Air bah berulang kali menggulung Alexander. Ia tersangkut di batu besar. Kayu hutan sempat mengempaskannya, membuat dia terpelanting kencang. Lalu tangannya tersangkut di sebuah jeruji besi. Alexander menggenggam erat jeruji tersebut. Tak ada lagi pakaian menempel di tubuhnya. Sekitar 15 menit Alexander bergelantungan di jeruji yang ternyata terali jendela rumahnya sendiri tersebut. Saat itulah dia menyaksikan orang-orang hanyut bersama rumah mereka.
Samar-samar Alexander mendengar teriakan keluarganya yang menyangka dia terseret jauh. Ia kemudian berteriak, “Saya masih hidup, saya di jendela!” Ayah Alexander, Aloysius Laman Langoday, langsung menangis saat melihat sang anak terkait di jendela rumah.
Sejam kemudian, air mulai surut.
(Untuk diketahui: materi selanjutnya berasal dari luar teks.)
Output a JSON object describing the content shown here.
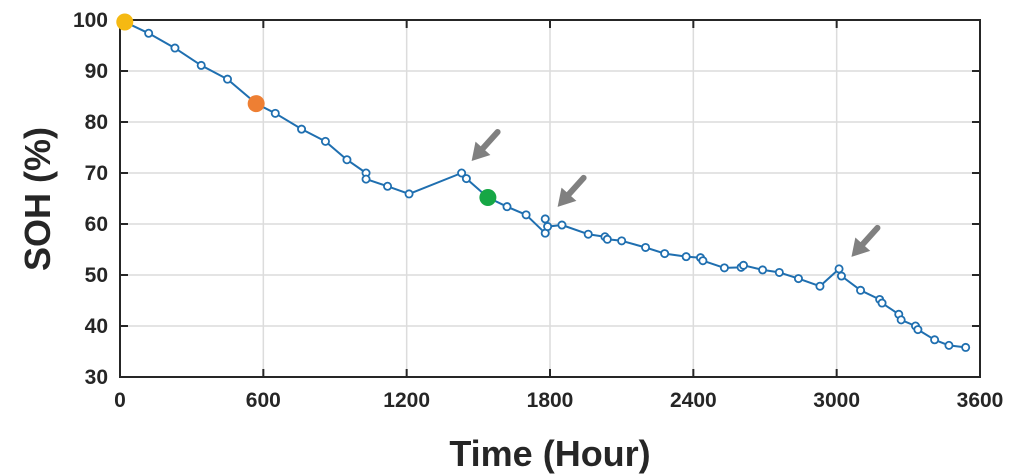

Alexander melihat enam jenazah bergelimpangan di depan rumahnya. Ada yang tertimpa batu, juga kayu. Jasad lainnya terdampar di pinggir laut tak jauh dari rumahnya.
Sekitar seratus meter dari rumah Alexander, di dataran yang lebih tinggi, Dominikus Kaka, 38 tahun, mengalami kejadian serupa. Banjir tidak sampai meruntuhkan rumah. Namun tanah longsor membuat rumahnya roboh pelan-pelan. Dominikus bersama istri dan dua anaknya tertimpa reruntuhan atap dan tembok.
Tak mengalami luka berat, Dominikus langsung memanggil keluarganya. Lama tak terdengar sahutan. Kemudian dia mendengar suara lirih istrinya di balik reruntuhan bangunan. Dalam gelap, Dominikus berusaha membebaskan istri dan anak-anaknya yang berusia 9 dan 12 tahun dari reruntuhan bangunan. Beruntung plafon rumah tersangkut di lemari dan tidak menimpa mereka. “Saya tidak tahu macam mana kami bisa selamat. Mukjizat. Begitu sudah,” ujar Dominikus.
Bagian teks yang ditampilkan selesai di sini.